Brian Haberman Former IESG member
(was Discuss) No Objection
No Objection (2016-01-05 for -04) Unknown
Thanks for the quick resolution to my DISCUSS point. The proposed change is recorded below for posterity.

OLD:

It SHOULD honour the timeout and initiate close of the connection before the timeout expires.

NEW:

It SHOULD honour the timeout received in that response (overriding any previous timeout) and initiate close of the connection before the timeout expires.
Deborah Brungard Former IESG member
No Objection
No Objection (for -04) Unknown

                            
Jari Arkko Former IESG member
No Objection
No Objection (for -05) Unknown

                            
Kathleen Moriarty Former IESG member
No Objection
No Objection (for -05) Unknown

                            
Martin Stiemerling Former IESG member
No Objection
No Objection (2016-01-05 for -04) Unknown
Two comments for your considerations:

1) Section 3.3.2 is talking about this "It is reasonable for this value to change [...] or in consideration of  intermediary behaviour (for example TCP middleboxes or NATs)."
Can you please clarify how the DNS client or server is able to inspect the behaviour of intermediated devices and adapt its behaviour accordingly? This smells a bit like a half-baked idea which does not belong into a standards track document. 

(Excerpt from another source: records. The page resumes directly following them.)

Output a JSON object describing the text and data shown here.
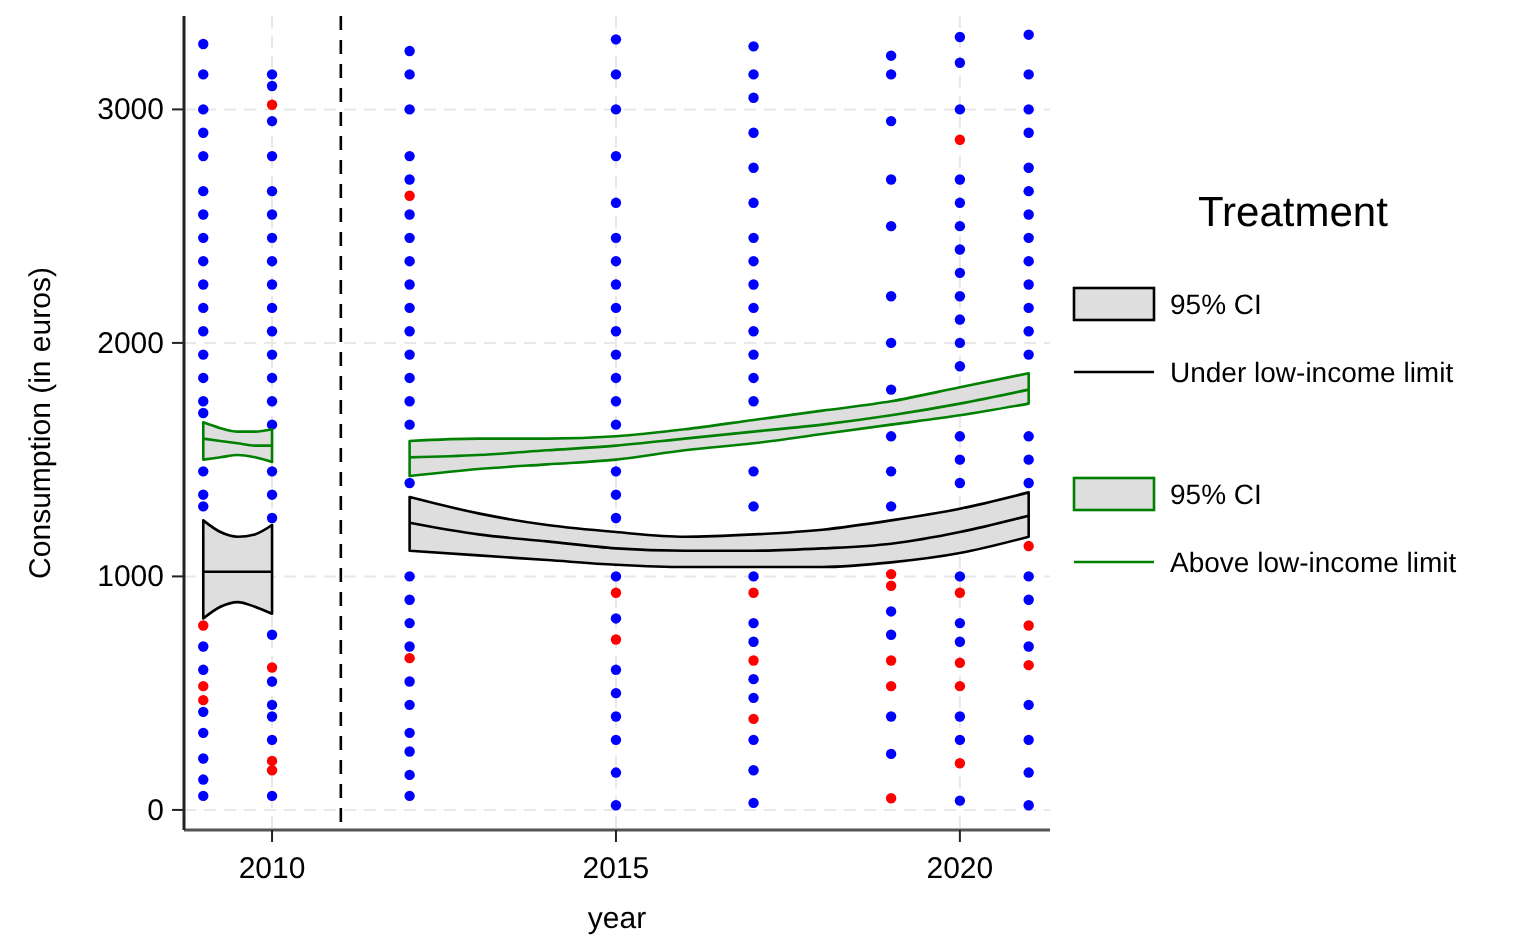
{
  "chart_data": {
    "type": "scatter",
    "xlabel": "year",
    "ylabel": "Consumption (in euros)",
    "legend_title": "Treatment",
    "legend": "right",
    "grid": true,
    "marker": "circle",
    "xlim": [
      2008.72,
      2021.31
    ],
    "ylim": [
      -86,
      3400
    ],
    "xticks": [
      2010,
      2015,
      2020
    ],
    "yticks": [
      0,
      1000,
      2000,
      3000
    ],
    "annotations": [
      "95% CI",
      "95% CI"
    ],
    "ref_lines": [
      {
        "axis": "x",
        "value": 2011,
        "color": "#000000",
        "line_style": "dashed"
      }
    ],
    "series": [
      {
        "color": "#0000ff",
        "x": [
          2009,
          2009,
          2009,
          2009,
          2009,
          2009,
          2009,
          2009,
          2009,
          2009,
          2009,
          2009,
          2009,
          2009,
          2009,
          2009,
          2009,
          2009,
          2009,
          2009,
          2009,
          2009,
          2009,
          2009,
          2009,
          2009,
          2010,
          2010,
          2010,
          2010,
          2010,
          2010,
          2010,
          2010,
          2010,
          2010,
          2010,
          2010,
          2010,
          2010,
          2010,
          2010,
          2010,
          2010,
          2010,
          2010,
          2010,
          2010,
          2010,
          2010,
          2012,
          2012,
          2012,
          2012,
          2012,
          2012,
          2012,
          2012,
          2012,
          2012,
          2012,
          2012,
          2012,
          2012,
          2012,
          2012,
          2012,
          2012,
          2012,
          2012,
          2012,
          2012,
          2012,
          2012,
          2012,
          2012,
          2015,
          2015,
          2015,
          2015,
          2015,
          2015,
          2015,
          2015,
          2015,
          2015,
          2015,
          2015,
          2015,
          2015,
          2015,
          2015,
          2015,
          2015,
          2015,
          2015,
          2015,
          2015,
          2015,
          2015,
          2015,
          2017,
          2017,
          2017,
          2017,
          2017,
          2017,
          2017,
          2017,
          2017,
          2017,
          2017,
          2017,
          2017,
          2017,
          2017,
          2017,
          2017,
          2017,
          2017,
          2017,
          2017,
          2017,
          2017,
          2017,
          2019,
          2019,
          2019,
          2019,
          2019,
          2019,
          2019,
          2019,
          2019,
          2019,
          2019,
          2019,
          2019,
          2019,
          2019,
          2020,
          2020,
          2020,
          2020,
          2020,
          2020,
          2020,
          2020,
          2020,
          2020,
          2020,
          2020,
          2020,
          2020,
          2020,
          2020,
          2020,
          2020,
          2020,
          2020,
          2020,
          2021,
          2021,
          2021,
          2021,
          2021,
          2021,
          2021,
          2021,
          2021,
          2021,
          2021,
          2021,
          2021,
          2021,
          2021,
          2021,
          2021,
          2021,
          2021,
          2021,
          2021,
          2021,
          2021
        ],
        "values": [
          60,
          130,
          220,
          330,
          420,
          600,
          700,
          1300,
          1350,
          1450,
          1700,
          1750,
          1850,
          1950,
          2050,
          2150,
          2250,
          2350,
          2450,
          2550,
          2650,
          2800,
          2900,
          3000,
          3150,
          3280,
          60,
          300,
          400,
          450,
          550,
          750,
          1250,
          1350,
          1450,
          1650,
          1750,
          1850,
          1950,
          2050,
          2150,
          2250,
          2350,
          2450,
          2550,
          2650,
          2800,
          2950,
          3100,
          3150,
          60,
          150,
          250,
          330,
          450,
          550,
          700,
          800,
          900,
          1000,
          1400,
          1650,
          1750,
          1850,
          1950,
          2050,
          2150,
          2250,
          2350,
          2450,
          2550,
          2700,
          2800,
          3000,
          3150,
          3250,
          20,
          160,
          300,
          400,
          500,
          600,
          820,
          1000,
          1250,
          1350,
          1450,
          1650,
          1750,
          1850,
          1950,
          2050,
          2150,
          2250,
          2350,
          2450,
          2600,
          2800,
          3000,
          3150,
          3300,
          30,
          170,
          300,
          480,
          560,
          720,
          800,
          1000,
          1300,
          1450,
          1750,
          1850,
          1950,
          2050,
          2150,
          2250,
          2350,
          2450,
          2600,
          2750,
          2900,
          3050,
          3150,
          3270,
          240,
          400,
          750,
          850,
          1300,
          1450,
          1600,
          1800,
          2000,
          2200,
          2500,
          2700,
          2950,
          3150,
          3230,
          40,
          300,
          400,
          720,
          800,
          1000,
          1400,
          1500,
          1600,
          1900,
          2000,
          2100,
          2200,
          2300,
          2400,
          2500,
          2600,
          2700,
          3000,
          3200,
          3310,
          20,
          160,
          300,
          450,
          700,
          900,
          1000,
          1400,
          1500,
          1600,
          1950,
          2050,
          2150,
          2250,
          2350,
          2450,
          2550,
          2650,
          2750,
          2900,
          3000,
          3150,
          3320
        ]
      },
      {
        "color": "#ff0000",
        "x": [
          2009,
          2009,
          2009,
          2010,
          2010,
          2010,
          2010,
          2012,
          2012,
          2015,
          2015,
          2017,
          2017,
          2017,
          2019,
          2019,
          2019,
          2019,
          2019,
          2020,
          2020,
          2020,
          2020,
          2020,
          2021,
          2021,
          2021
        ],
        "values": [
          530,
          470,
          790,
          210,
          170,
          610,
          3020,
          650,
          2630,
          730,
          930,
          640,
          930,
          390,
          50,
          530,
          640,
          960,
          1010,
          200,
          530,
          630,
          930,
          2870,
          620,
          790,
          1130
        ]
      },
      {
        "type": "line",
        "marker": "none",
        "name": "Under low-income limit",
        "color": "#000000",
        "x": [
          2009,
          2009.25,
          2009.5,
          2009.75,
          2010,
          2011,
          2012,
          2013,
          2014,
          2015,
          2016,
          2017,
          2018,
          2019,
          2020,
          2021
        ],
        "values": [
          1020,
          1020,
          1020,
          1020,
          1020,
          null,
          1230,
          1180,
          1150,
          1120,
          1110,
          1110,
          1120,
          1140,
          1190,
          1260
        ],
        "upper": [
          1240,
          1190,
          1170,
          1180,
          1220,
          null,
          1340,
          1270,
          1220,
          1190,
          1170,
          1180,
          1200,
          1240,
          1290,
          1360
        ],
        "lower": [
          820,
          870,
          890,
          870,
          840,
          null,
          1110,
          1090,
          1070,
          1050,
          1040,
          1040,
          1040,
          1060,
          1100,
          1170
        ]
      },
      {
        "type": "line",
        "marker": "none",
        "name": "Above low-income limit",
        "color": "#008000",
        "x": [
          2009,
          2009.25,
          2009.5,
          2009.75,
          2010,
          2011,
          2012,
          2013,
          2014,
          2015,
          2016,
          2017,
          2018,
          2019,
          2020,
          2021
        ],
        "values": [
          1590,
          1580,
          1570,
          1560,
          1560,
          null,
          1510,
          1520,
          1540,
          1560,
          1590,
          1620,
          1650,
          1690,
          1740,
          1800
        ],
        "upper": [
          1660,
          1635,
          1620,
          1620,
          1630,
          null,
          1580,
          1590,
          1590,
          1600,
          1630,
          1670,
          1710,
          1750,
          1810,
          1870
        ],
        "lower": [
          1500,
          1510,
          1520,
          1510,
          1490,
          null,
          1430,
          1460,
          1480,
          1500,
          1540,
          1570,
          1610,
          1650,
          1690,
          1740
        ]
      }
    ]
  }
}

2) Section 3.6. talks about using Multipath TCP. Please note that Multipath TCP is still experimental and has known security issues, which are dealt with right now. Further, I would recommend to move this to a non-normative appendix, noting that this is a potential future way forward, but that is has not yet been tested and deployed. This would also honor that RFC 6824 is listed in the informative part of the references.